Si nous pouvions recommencer, nous aimerions partir sur « moins d’AVS, mais de meilleure qualité », être plus sélectifs sur les partenaires bénéficiant de notre caution, et accepter une croissance plus lente, moins médiatisée.
4. Une recherche excessive de « minimisation de la confiance » menant à une surconception technique
Nous avons tenté de construire un « système de sanction universel parfait », généraliste, flexible, capable de couvrir tous les cas de figure, pour atteindre une « minimisation maximale de la confiance ».

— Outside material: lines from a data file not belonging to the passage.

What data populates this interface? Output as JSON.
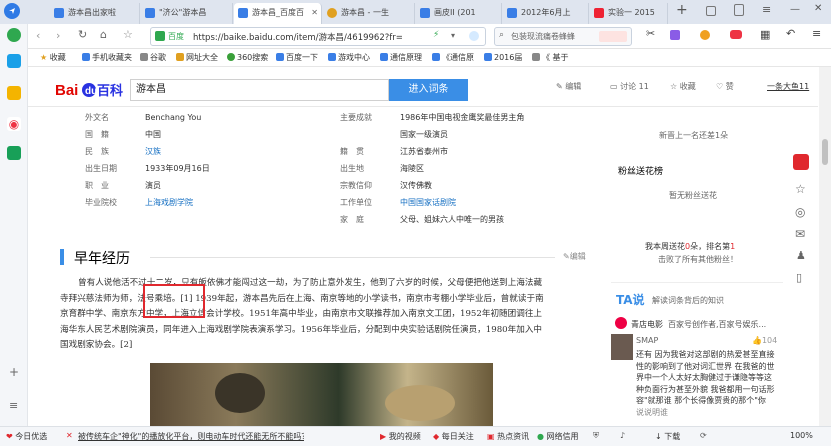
{
  "browser": {
    "tabs": [
      {
        "title": "游本昌出家啦",
        "icon_color": "#3a7ee6"
      },
      {
        "title": "\"济公\"游本昌",
        "icon_color": "#3a7ee6"
      },
      {
        "title": "游本昌_百度百",
        "icon_color": "#3a7ee6",
        "active": true
      },
      {
        "title": "游本昌 - 一生",
        "icon_color": "#e0a020"
      },
      {
        "title": "画皮II (201",
        "icon_color": "#3a7ee6"
      },
      {
        "title": "2012年6月上",
        "icon_color": "#3a7ee6"
      },
      {
        "title": "实验一 2015",
        "icon_color": "#e23"
      }
    ],
    "url_site": "百度",
    "url": "https://baike.baidu.com/item/游本昌/4619962?fr=ala",
    "search_placeholder": "包装现流痛卷蜂蜂",
    "favorites": [
      {
        "label": "收藏",
        "color": "#e0a020"
      },
      {
        "label": "手机收藏夹",
        "color": "#3a7ee6"
      },
      {
        "label": "谷歌",
        "color": "#888"
      },
      {
        "label": "网址大全",
        "color": "#e0a020"
      },
      {
        "label": "360搜索",
        "color": "#3aa03a"
      },
      {
        "label": "百度一下",
        "color": "#3a7ee6"
      },
      {
        "label": "游戏中心",
        "color": "#3a7ee6"
      },
      {
        "label": "通信原理",
        "color": "#3a7ee6"
      },
      {
        "label": "《通信原",
        "color": "#3a7ee6"
      },
      {
        "label": "2016届",
        "color": "#3a7ee6"
      },
      {
        "label": "《 基于",
        "color": "#888"
      }
    ]
  },
  "baike": {
    "logo_text": "百科",
    "search_value": "游本昌",
    "search_button": "进入词条",
    "actions": {
      "edit": "编辑",
      "discuss": "讨论 11",
      "collect": "收藏",
      "like": "赞"
    },
    "user": "一条大鱼11"
  },
  "info_left": [
    {
      "label": "外文名",
      "value": "Benchang You"
    },
    {
      "label": "国　籍",
      "value": "中国"
    },
    {
      "label": "民　族",
      "value": "汉族",
      "link": true
    },
    {
      "label": "出生日期",
      "value": "1933年09月16日"
    },
    {
      "label": "职　业",
      "value": "演员"
    },
    {
      "label": "毕业院校",
      "value": "上海戏剧学院",
      "link": true
    }
  ],
  "info_right": [
    {
      "label": "主要成就",
      "value": "1986年中国电视金鹰奖最佳男主角"
    },
    {
      "label": "",
      "value": "国家一级演员"
    },
    {
      "label": "籍　贯",
      "value": "江苏省泰州市"
    },
    {
      "label": "出生地",
      "value": "海陵区"
    },
    {
      "label": "宗教信仰",
      "value": "汉传佛教"
    },
    {
      "label": "工作单位",
      "value": "中国国家话剧院"
    },
    {
      "label": "家　庭",
      "value": "父母、姐妹六人中唯一的男孩"
    }
  ],
  "section": {
    "title": "早年经历",
    "edit": "编辑",
    "lines": [
      "曾有人说他活不过十二岁，只有皈依佛才能闯过这一劫，为了防止意外发生，他到了六岁的时候，父母便把他送到上海法藏",
      "寺拜兴慈法师为师，法号乘培。[1] 1939年起，游本昌先后在上海、南京等地的小学读书，南京市考棚小学毕业后，曾就读于南",
      "京育群中学、南京东方中学，上海立信会计学校。1951年高中毕业，由南京市文联推荐加入南京文工团，1952年初随团调往上",
      "海华东人民艺术剧院演员，同年进入上海戏剧学院表演系学习。1956年毕业后，分配到中央实验话剧院任演员，1980年加入中",
      "国戏剧家协会。[2]"
    ]
  },
  "right_panel": {
    "flowers_today": "新晋上一名还差1朵",
    "fans_title": "粉丝送花榜",
    "no_fans": "暂无粉丝送花",
    "week_prefix": "我本周送花",
    "week_count": "0",
    "week_mid": "朵，排名第",
    "week_rank": "1",
    "week_sub": "击败了所有其他粉丝！",
    "ta_title": "解读词条背后的知识",
    "ta_author": "青店电影",
    "ta_desc": "百家号创作者,百家号娱乐...",
    "comment_user": "SMAP",
    "comment_likes": "104",
    "comment_text": [
      "还有 因为我爸对这部剧的热爱甚至直接",
      "性的影响到了他对词汇世界 在我爸的世",
      "界中一个人太好太胸健过于谦隐等等这",
      "种负面行为甚至外貌 我爸都用一句话形",
      "容\"就那谁 那个长得像贾贵的那个\"你",
      "说说明谁"
    ]
  },
  "statusbar": {
    "left": "今日优选",
    "news": "被传统车企\"神化\"的播放化平台，则电动车时代还能无所不能吗？",
    "video": "我的视频",
    "daily": "每日关注",
    "hot": "热点资讯",
    "net": "网络信用",
    "download": "下载",
    "zoom": "100%"
  }
}
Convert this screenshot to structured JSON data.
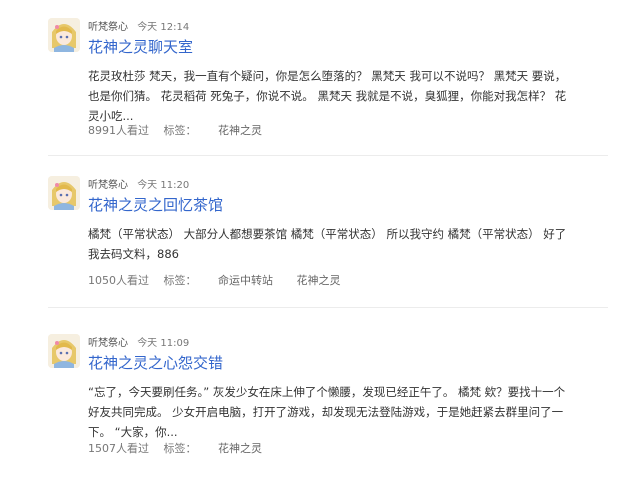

Mais concrètement, cela a ralenti nos itérations produits, et nous a obligés à passer beaucoup de temps à expliquer un mécanisme que la majorité n’était pas prête à comprendre. Même aujourd’hui, un an après son lancement, nous devons encore vulgariser constamment ce système de sanctions.
Rétrospectivement, la voie la plus raisonnable aurait été de lancer d’abord des schémas simples de sanctions, permettant aux différentes AVS d’expérimenter des modèles ciblés, puis d’augmenter progressivement la complexité. Mais nous avons placé la « conception complexe » en premier, payant un prix fort en termes de rapidité et de clarté.
Ce que nous avons vraiment accompli
On aime trop vite coller l’étiquette « échec » sur les choses, ce qui est bien trop hâtif.
Dans le chapitre du restaking, de nombreuses réalisations ont été excellentes, et ces succès sont cruciaux pour notre orientation future.
1. Nous avons prouvé que nous pouvons gagner dans des marchés très concurrentiels
Nous préférons la « victoire partagée », mais nous n’avons pas peur de la concurrence — une fois qu’on entre sur un marché, nous visons la première place.
Dans le domaine du restaking, Paradigm et Lido ont soutenu ensemble notre principal concurrent. À l’époque, la valeur totale verrouillée (TVL) d’EigenLayer était inférieure à 1 milliard.
Notre adversaire disposait d’un avantage narratif, de ressources en distribution, de soutien financier, et d’une « confiance par défaut ». Beaucoup m’ont dit : « leur combinaison sera plus efficace, ils vous écraseront ». La réalité fut autre — aujourd’hui, nous détenons 95 % de parts du marché du restaking, et attirons 100 % des développeurs de premier plan.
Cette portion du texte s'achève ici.